一方で、日本としてアメリカの負担を軽減するための提案は必要だとの認識も示した。

石破首相は、共産党の小池書記局長から米軍駐留経費について問われ、「日本としてアメリカ駐留の他国より多くの負担をしているのは事実だ」と述べ、「唯々諾々と言われるとおり負担を増やすつもりはない。日本としてここ数年、ものすごく努力をしてやってきたことを認識してもらうのは国家として当然の主張だ」と強調した。

石破首相はその上で、「この関税の交渉と安全保障の問題をリンクさせて考えてるべきだと思っていない。関税の交渉は関税の交渉、安保の議論は安保の議論。それは分けて議論しないとことの本質がおかしくなる」と強調した。

さらに、アメリカの大統領が『アメリカは日本を守るのに、日本はアメリカを守っていないじゃないか』と言うのは事実と異なる。それは日本にアメリカの車はまったく走っていないじゃないかと言うのと似たようなものだ。きちんとした事実を認識してもらうのは、国家として当然のことだ。そういう立場で交渉に臨みたい」と述べた。
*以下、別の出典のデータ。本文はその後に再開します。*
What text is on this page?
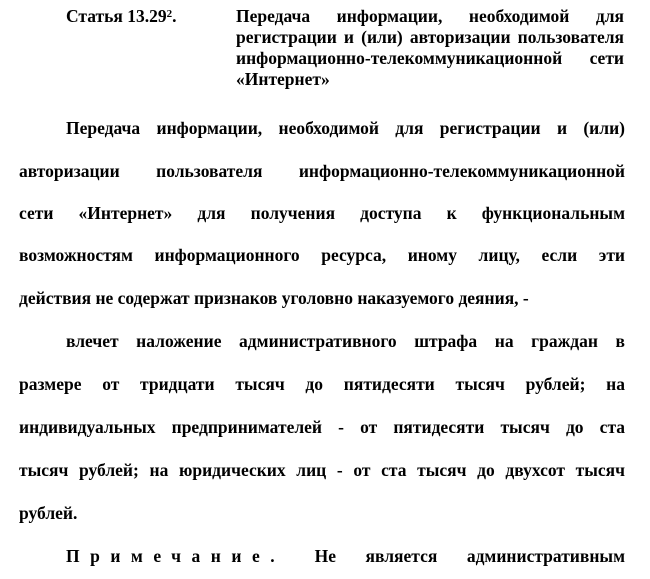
Статья 13.29$^2$.	Передача информации, необходимой для регистрации и (или) авторизации пользователя информационно-телекоммуникационной сети «Интернет»
Передача информации, необходимой для регистрации и (или)
авторизации пользователя информационно-телекоммуникационной
сети «Интернет» для получения доступа к функциональным
возможностям информационного ресурса, иному лицу, если эти
действия не содержат признаков уголовно наказуемого деяния, -
влечет наложение административного штрафа на граждан в
размере от тридцати тысяч до пятидесяти тысяч рублей; на
индивидуальных предпринимателей - от пятидесяти тысяч до ста
тысяч рублей; на юридических лиц - от ста тысяч до двухсот тысяч
рублей.
Примечание. Не является административным
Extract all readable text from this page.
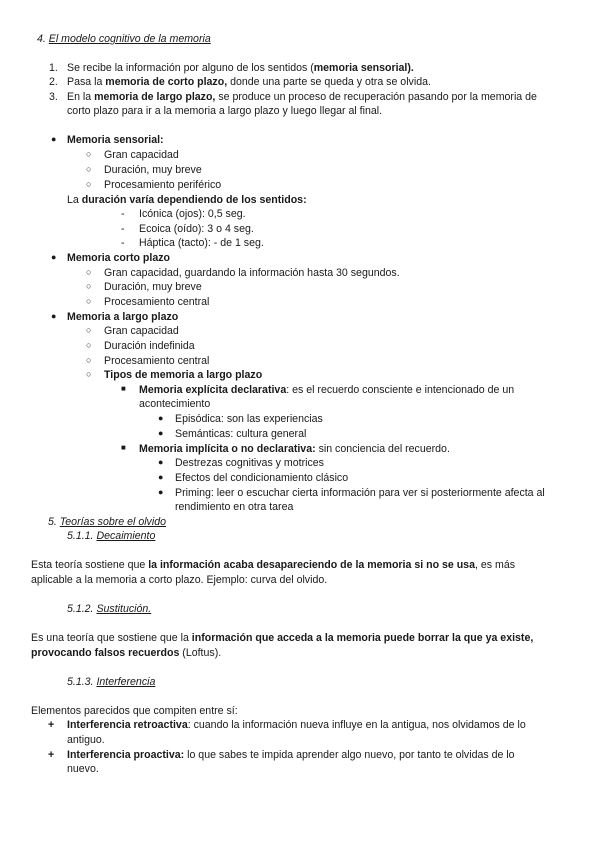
4. El modelo cognitivo de la memoria
1. Se recibe la información por alguno de los sentidos (memoria sensorial).
2. Pasa la memoria de corto plazo, donde una parte se queda y otra se olvida.
3. En la memoria de largo plazo, se produce un proceso de recuperación pasando por la memoria de
corto plazo para ir a la memoria a largo plazo y luego llegar al final.
● Memoria sensorial:
○ Gran capacidad
○ Duración, muy breve
○ Procesamiento periférico
La duración varía dependiendo de los sentidos:
- Icónica (ojos): 0,5 seg.
- Ecoica (oído): 3 o 4 seg.
- Háptica (tacto): - de 1 seg.
● Memoria corto plazo
○ Gran capacidad, guardando la información hasta 30 segundos.
○ Duración, muy breve
○ Procesamiento central
● Memoria a largo plazo
○ Gran capacidad
○ Duración indefinida
○ Procesamiento central
○ Tipos de memoria a largo plazo
■ Memoria explícita declarativa: es el recuerdo consciente e intencionado de un
acontecimiento
● Episódica: son las experiencias
● Semánticas: cultura general
■ Memoria implícita o no declarativa: sin conciencia del recuerdo.
● Destrezas cognitivas y motrices
● Efectos del condicionamiento clásico
● Priming: leer o escuchar cierta información para ver si posteriormente afecta al
rendimiento en otra tarea
5. Teorías sobre el olvido
5.1.1. Decaimiento
Esta teoría sostiene que la información acaba desapareciendo de la memoria si no se usa, es más
aplicable a la memoria a corto plazo. Ejemplo: curva del olvido.
5.1.2. Sustitución.
Es una teoría que sostiene que la información que acceda a la memoria puede borrar la que ya existe,
provocando falsos recuerdos (Loftus).
5.1.3. Interferencia
Elementos parecidos que compiten entre sí:
+ Interferencia retroactiva: cuando la información nueva influye en la antigua, nos olvidamos de lo
antiguo.
+ Interferencia proactiva: lo que sabes te impida aprender algo nuevo, por tanto te olvidas de lo
nuevo.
一方、国民民主党の上田議員の質問に対しては、「日本がアメリカと共に世界にいかなる責任を果たすか、アメリカが負ってきた負担、少なくともトランプ氏はそう思っているわけで、日本がそれに代わりうるものは何なのかかということは、安全保障面も含めて我が国として提案していかねばならん」と指摘し、「要求が高くてそれをまけてくださいよという話ではなく、日本としていかなる提案ができるか、そこの本質は我が国としていかなる責任を負う覚悟があるかということだと思う」と強調した。

質疑の中で上田議員は、アメリカでは、95年前のフーバー大統領の時に高関税が打ち出され、世界で経済ブロックが横行し各国の利害が必要以上に対立し、第二次世界大戦に突入していったと指摘し、「経済の長期低迷、高関税が本当に世界中に課せられ、世界中が対抗できなかったら不況になるリスクは高いということを、トランプ大統領に高い見地から訴えていただきたい」と要請した。
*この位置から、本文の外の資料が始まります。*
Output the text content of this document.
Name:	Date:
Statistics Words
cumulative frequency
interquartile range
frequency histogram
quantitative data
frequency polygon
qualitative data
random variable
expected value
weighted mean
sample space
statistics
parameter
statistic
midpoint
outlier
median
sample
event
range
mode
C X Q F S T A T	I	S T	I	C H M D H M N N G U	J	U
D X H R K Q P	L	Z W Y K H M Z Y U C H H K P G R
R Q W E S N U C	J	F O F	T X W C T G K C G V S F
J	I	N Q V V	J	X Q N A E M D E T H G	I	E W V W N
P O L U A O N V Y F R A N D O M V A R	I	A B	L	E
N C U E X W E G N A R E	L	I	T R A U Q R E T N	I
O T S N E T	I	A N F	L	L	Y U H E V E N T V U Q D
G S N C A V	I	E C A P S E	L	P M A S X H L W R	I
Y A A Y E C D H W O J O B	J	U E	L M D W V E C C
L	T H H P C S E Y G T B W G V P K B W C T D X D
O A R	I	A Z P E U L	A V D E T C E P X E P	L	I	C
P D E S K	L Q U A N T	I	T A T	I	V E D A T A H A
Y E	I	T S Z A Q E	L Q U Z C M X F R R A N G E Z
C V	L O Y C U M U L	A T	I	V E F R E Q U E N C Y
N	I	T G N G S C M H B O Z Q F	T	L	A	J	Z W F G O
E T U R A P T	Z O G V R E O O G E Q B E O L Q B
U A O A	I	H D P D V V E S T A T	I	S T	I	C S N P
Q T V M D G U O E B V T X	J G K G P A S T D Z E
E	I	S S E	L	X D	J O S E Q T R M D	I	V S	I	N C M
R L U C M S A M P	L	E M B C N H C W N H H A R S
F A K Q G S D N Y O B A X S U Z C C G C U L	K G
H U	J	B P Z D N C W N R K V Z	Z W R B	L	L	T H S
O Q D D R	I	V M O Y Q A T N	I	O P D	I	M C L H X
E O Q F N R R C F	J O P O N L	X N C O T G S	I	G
これに対し、石破首相は「私たちが気をつけていかねばならないのは、最大の投資国であり最大の雇用をアメリカに創出してきた我が国と、投資していない、雇用も創出していない国が同列に論じられることは当然あってはいけないことだ」と述べた。

その上で「我が国として自由貿易の大切さは多くの国々と連帯しながら訴えていくが、我が国として報復関税だという立場に立つのが国益なのかといえば、決してそうだと思っていない。そこをどうやって調整をとりながら、我が国の立場を世界に向けて主張していくかは、相当の工夫が必要だと思っている」と述べた。

さらに、「我々は強権的な国家資本主義、行き過ぎたナショナリズムには対抗していかねばならない。その点において、大統領と考えを一にすることはできると考えているが、我が国の投資や雇用の創出と、世界の多くの国々との連帯をどうやって両立させていくかについては、かなり思案が必要だ」と指摘した。